Mittlerweile habe der Strukturwandel längst begonnen, erzählt Jan-Heiner Küpper. Viele findige Köpfe säßen an innovativen Ideen und Methoden. Sie alle hoffen nun, von den Bundesbeihilfen zu profitieren. Für ein erstes Sofortprogramm sind 240 Millionen Euro vorgesehen.
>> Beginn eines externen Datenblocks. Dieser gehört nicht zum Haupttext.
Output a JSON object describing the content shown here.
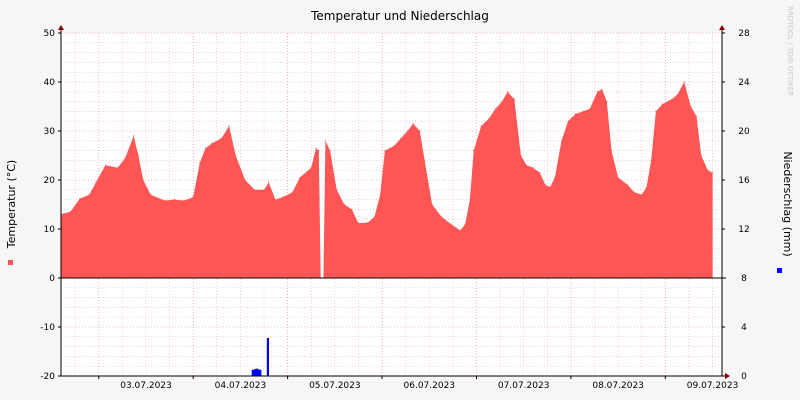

Davon sollen mehr als 70 Millionen in Forschungs- und Innovationsprojekte investiert werden: in Künstliche Intelligenz, nachhaltige Energie, Bioökonomie, Digitalisierung und Medizin.
"Und da passiert in der Lausitz im Moment so viel, wie sonst nirgendwo anders in Deutschland. Insofern glaube ich, dass wir hier wirklich auf einem sehr, sehr guten Weg sind."
Meint Jan-Heiner Küpper. Dass die Kohle-Kumpel mit Angst und Trauer auf die Entwicklung blicken, das kann er aber nachvollziehen:
"Und wenn man Verständnis zeigt, und wenn man zeigt: Es geht in der Region weiter – das ist ganz wichtig für die Leute zu wissen, es wird nicht einfach eine Industrie abgeschaltet, sondern es wird etwas Neues aufgebaut, und es gibt eine Zukunft für die Lausitz –, dann geht die Ablehnung deutlich zurück und man stößt auf Zustimmung."